Il faut [...] comprendre la publicité comme toute démarche commerciale et non uniquement comme une démarche médiatique.
Si on attribue un jugement par un mot malencontreusement employé, on perd son crédit auprès du jeune. Or bon nombre de jeunes accordent déjà peu de crédit aux adultes. Soyons donc économes dans notre vocabulaire et nos concepts pour ne pas risquer de les éroder trop vite.
La consommation "festive" et le "je gère" sont des illusions du moi. Mais le moi tient beaucoup à conserver intactes ses illusions...
Réservons au mot "festif" sa dimension à l'ancienne : la fête, c'est quelque chose de rare, une situation d'exception. C'est le festival de Rio ; quelques jours de bamboche et le restant de l'année, on attend la prochaine. Or certains entendent faire le festival de Rio tous les jours de l'année, ou presque. Comme ces jeunes qui qualifient de festive une consommation quotidienne ou qui commence le mercredi soir et se termine dans la nuit du dimanche, toutes les semaines de l'année.
Ce n'est pas parce qu'on ne consomme pas qu'on est quelqu'un d'accompli, d'épanoui et de bien posé. ll y a des gens qui se refusent à consommer de l'alcool pour cacher ou se cacher une part d'eux-mêmes qui leur est impossible à assumer.
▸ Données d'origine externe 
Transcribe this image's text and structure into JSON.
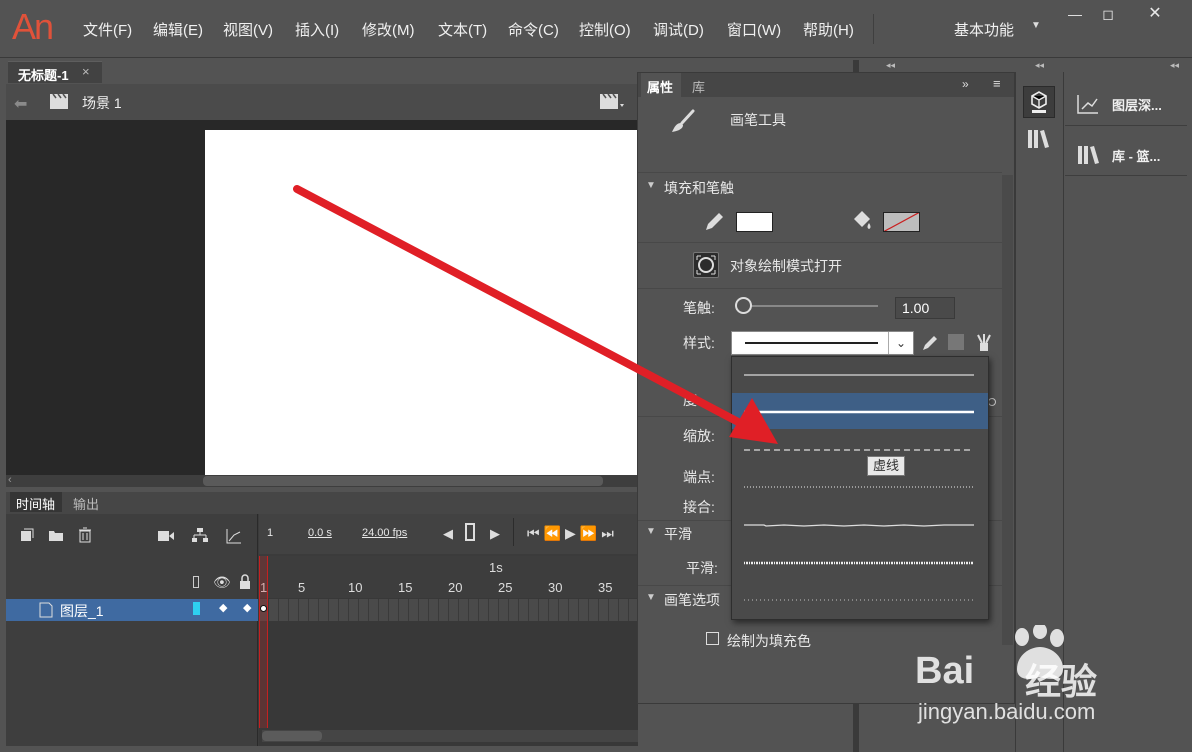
{
  "app": {
    "logo": "An"
  },
  "menu": {
    "items": [
      "文件(F)",
      "编辑(E)",
      "视图(V)",
      "插入(I)",
      "修改(M)",
      "文本(T)",
      "命令(C)",
      "控制(O)",
      "调试(D)",
      "窗口(W)",
      "帮助(H)"
    ],
    "workspace": "基本功能"
  },
  "document": {
    "tab_title": "无标题-1",
    "close_glyph": "×",
    "scene": "场景 1"
  },
  "timeline": {
    "tabs": {
      "timeline": "时间轴",
      "output": "输出"
    },
    "frame": "1",
    "time": "0.0 s",
    "fps": "24.00 fps",
    "ruler_second": "1s",
    "ticks": [
      "1",
      "5",
      "10",
      "15",
      "20",
      "25",
      "30",
      "35"
    ],
    "layer_name": "图层_1"
  },
  "properties": {
    "tabs": {
      "props": "属性",
      "library": "库"
    },
    "tool_name": "画笔工具",
    "section_fill_stroke": "填充和笔触",
    "object_draw_mode": "对象绘制模式打开",
    "stroke_label": "笔触:",
    "stroke_value": "1.00",
    "style_label": "样式:",
    "width_label_partial": "度:",
    "scale_label": "缩放:",
    "cap_label": "端点:",
    "join_label": "接合:",
    "section_smooth": "平滑",
    "smooth_label": "平滑:",
    "section_brush_options": "画笔选项",
    "draw_as_fill": "绘制为填充色",
    "style_options": [
      "极细线",
      "实线",
      "虚线",
      "点状线",
      "锯齿线",
      "点刻线",
      "斑马线"
    ],
    "selected_style_index": 1,
    "tooltip": "虚线"
  },
  "dock": {
    "items": [
      {
        "label": "图层深...",
        "icon": "layer-depth-icon"
      },
      {
        "label": "库 - 篮...",
        "icon": "library-icon"
      }
    ]
  },
  "watermark": {
    "brand": "Bai",
    "brand_cn": "经验",
    "url": "jingyan.baidu.com"
  },
  "colors": {
    "accent_red": "#e0523a",
    "selection_blue": "#3f6aa1",
    "arrow_red": "#e01f26"
  }
}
Autrefois l'opprobre, la honte se portait sur le cancre ou le débauché. Aujourd'hui, dans les classes et aux sorties de lycée, c'est l'inverse. Cela devrait soulever notre curiosité.
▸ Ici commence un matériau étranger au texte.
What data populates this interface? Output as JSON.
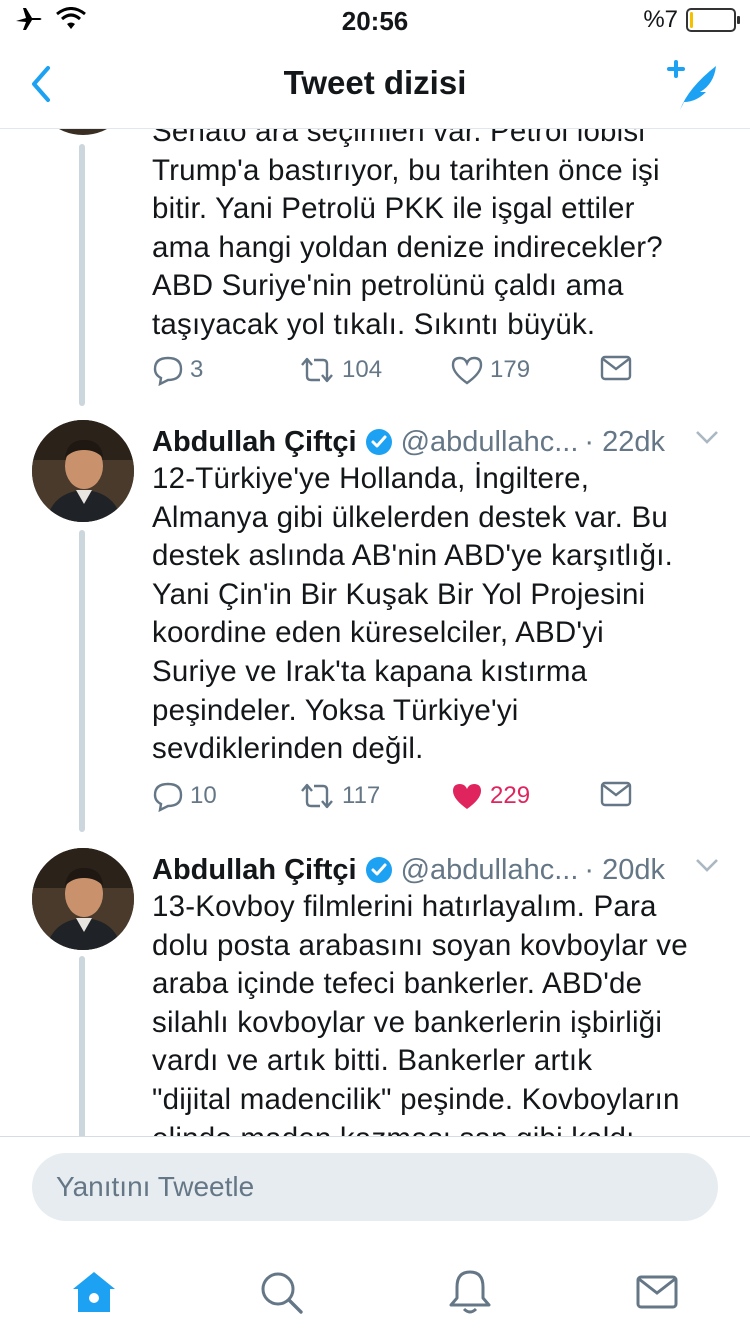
{
  "status_bar": {
    "time": "20:56",
    "battery_text": "%7",
    "battery_level": 0.07
  },
  "nav": {
    "title": "Tweet dizisi"
  },
  "colors": {
    "accent": "#1da1f2",
    "like": "#e0245e",
    "secondary": "#657786",
    "thread_line": "#ccd6dd"
  },
  "tweets": [
    {
      "text_lines": [
        "Senato ara seçimleri var. Petrol lobisi",
        "Trump'a bastırıyor, bu tarihten önce işi",
        "bitir. Yani Petrolü PKK ile işgal ettiler",
        "ama hangi yoldan denize indirecekler?",
        "ABD Suriye'nin petrolünü çaldı ama",
        "taşıyacak yol tıkalı. Sıkıntı büyük."
      ],
      "replies": "3",
      "retweets": "104",
      "likes": "179"
    },
    {
      "name": "Abdullah Çiftçi",
      "handle": "@abdullahc...",
      "time": "· 22dk",
      "text_lines": [
        "12-Türkiye'ye Hollanda, İngiltere,",
        "Almanya gibi ülkelerden destek var. Bu",
        "destek aslında AB'nin ABD'ye karşıtlığı.",
        "Yani Çin'in Bir Kuşak Bir Yol Projesini",
        "koordine eden küreselciler, ABD'yi",
        "Suriye ve Irak'ta kapana kıstırma",
        "peşindeler. Yoksa Türkiye'yi",
        "sevdiklerinden değil."
      ],
      "replies": "10",
      "retweets": "117",
      "likes": "229"
    },
    {
      "name": "Abdullah Çiftçi",
      "handle": "@abdullahc...",
      "time": "· 20dk",
      "text_lines": [
        "13-Kovboy filmlerini hatırlayalım. Para",
        "dolu posta arabasını soyan kovboylar ve",
        "araba içinde tefeci bankerler. ABD'de",
        "silahlı kovboylar ve bankerlerin işbirliği",
        "vardı ve artık bitti. Bankerler artık",
        "\"dijital madencilik\" peşinde. Kovboyların",
        "elinde maden kazması sap gibi kaldı."
      ]
    }
  ],
  "reply": {
    "placeholder": "Yanıtını Tweetle"
  },
  "tabs": [
    {
      "icon": "home-icon",
      "active": true
    },
    {
      "icon": "search-icon",
      "active": false
    },
    {
      "icon": "bell-icon",
      "active": false
    },
    {
      "icon": "mail-icon",
      "active": false
    }
  ]
}
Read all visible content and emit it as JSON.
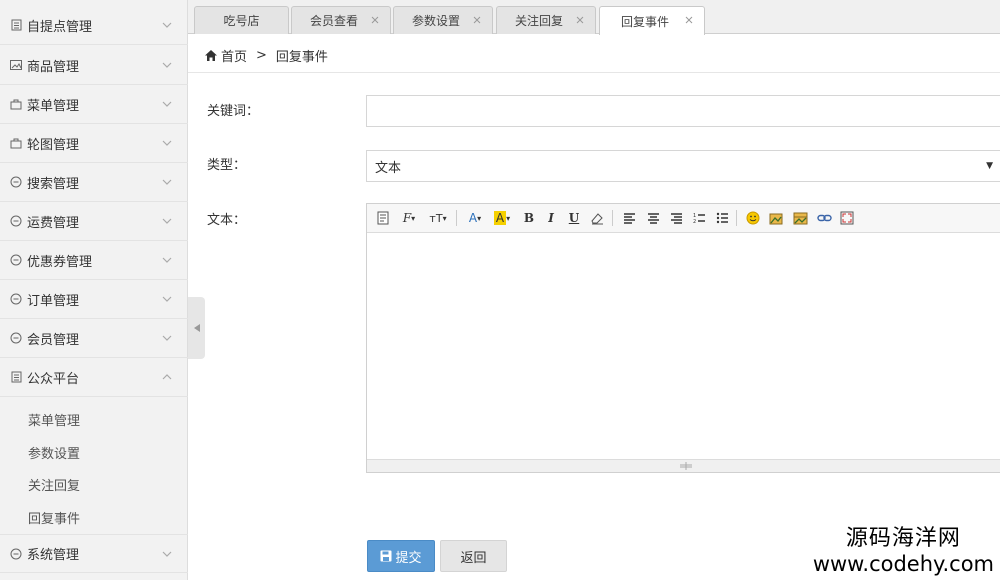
{
  "sidebar": {
    "items": [
      {
        "label": "自提点管理",
        "icon": "document-icon",
        "expanded": false
      },
      {
        "label": "商品管理",
        "icon": "image-icon",
        "expanded": false
      },
      {
        "label": "菜单管理",
        "icon": "bag-icon",
        "expanded": false
      },
      {
        "label": "轮图管理",
        "icon": "bag-icon",
        "expanded": false
      },
      {
        "label": "搜索管理",
        "icon": "chat-icon",
        "expanded": false
      },
      {
        "label": "运费管理",
        "icon": "chat-icon",
        "expanded": false
      },
      {
        "label": "优惠券管理",
        "icon": "chat-icon",
        "expanded": false
      },
      {
        "label": "订单管理",
        "icon": "chat-icon",
        "expanded": false
      },
      {
        "label": "会员管理",
        "icon": "chat-icon",
        "expanded": false
      },
      {
        "label": "公众平台",
        "icon": "document-icon",
        "expanded": true
      },
      {
        "label": "系统管理",
        "icon": "chat-icon",
        "expanded": false
      }
    ],
    "submenu": [
      "菜单管理",
      "参数设置",
      "关注回复",
      "回复事件"
    ]
  },
  "tabs": [
    {
      "label": "吃号店",
      "closable": false,
      "active": false
    },
    {
      "label": "会员查看",
      "closable": true,
      "active": false
    },
    {
      "label": "参数设置",
      "closable": true,
      "active": false
    },
    {
      "label": "关注回复",
      "closable": true,
      "active": false
    },
    {
      "label": "回复事件",
      "closable": true,
      "active": true
    }
  ],
  "breadcrumb": {
    "home": "首页",
    "separator": ">",
    "current": "回复事件"
  },
  "form": {
    "keyword_label": "关键词：",
    "keyword_value": "",
    "type_label": "类型：",
    "type_value": "文本",
    "text_label": "文本："
  },
  "buttons": {
    "submit": "提交",
    "back": "返回"
  },
  "watermark": {
    "name": "源码海洋网",
    "url": "www.codehy.com"
  },
  "colors": {
    "primary": "#5b9bd5",
    "sidebar_bg": "#f2f2f2",
    "tab_bg": "#e4e4e4"
  }
}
"En dehors de l'enfance et de l'oubli, il n'y a que la grâce qui puisse vous consoler d'exister."
Eugène Ionesco
La fête nous est nécessaire, vitale. Elle nous récompense de nos efforts, elle nous soulage temporairement des contraintes auxquelles nous consentons à nous soumettre. Soumission qui ne peut être tolérable qu'à condition d'en être délivrés pour un moment à tout le moins : "Fuir, ne fût-ce que pour quelques heures, son habitacle de fange" (Baudelaire). Il n'y a guère de société humaine qui ne fasse la fête de temps en temps. Et il n'y a pas de fête sans une forme ou l'autre d'ivresse, celle du vin ou de la bière, celle de la danse ou celle de la transe. Et c'est au champagne, pas au perrier-menthe, que l'on baptise les navires mis à l'eau pour leur première traversée.
L'alcool devient alors parfois l'élément central de la fête. On ne se dit plus "je vais en soirée et peut-être que je boirai un coup de trop", mais plutôt "je vais me bourrer la gueule, et peut-être que je passerai une bonne soirée".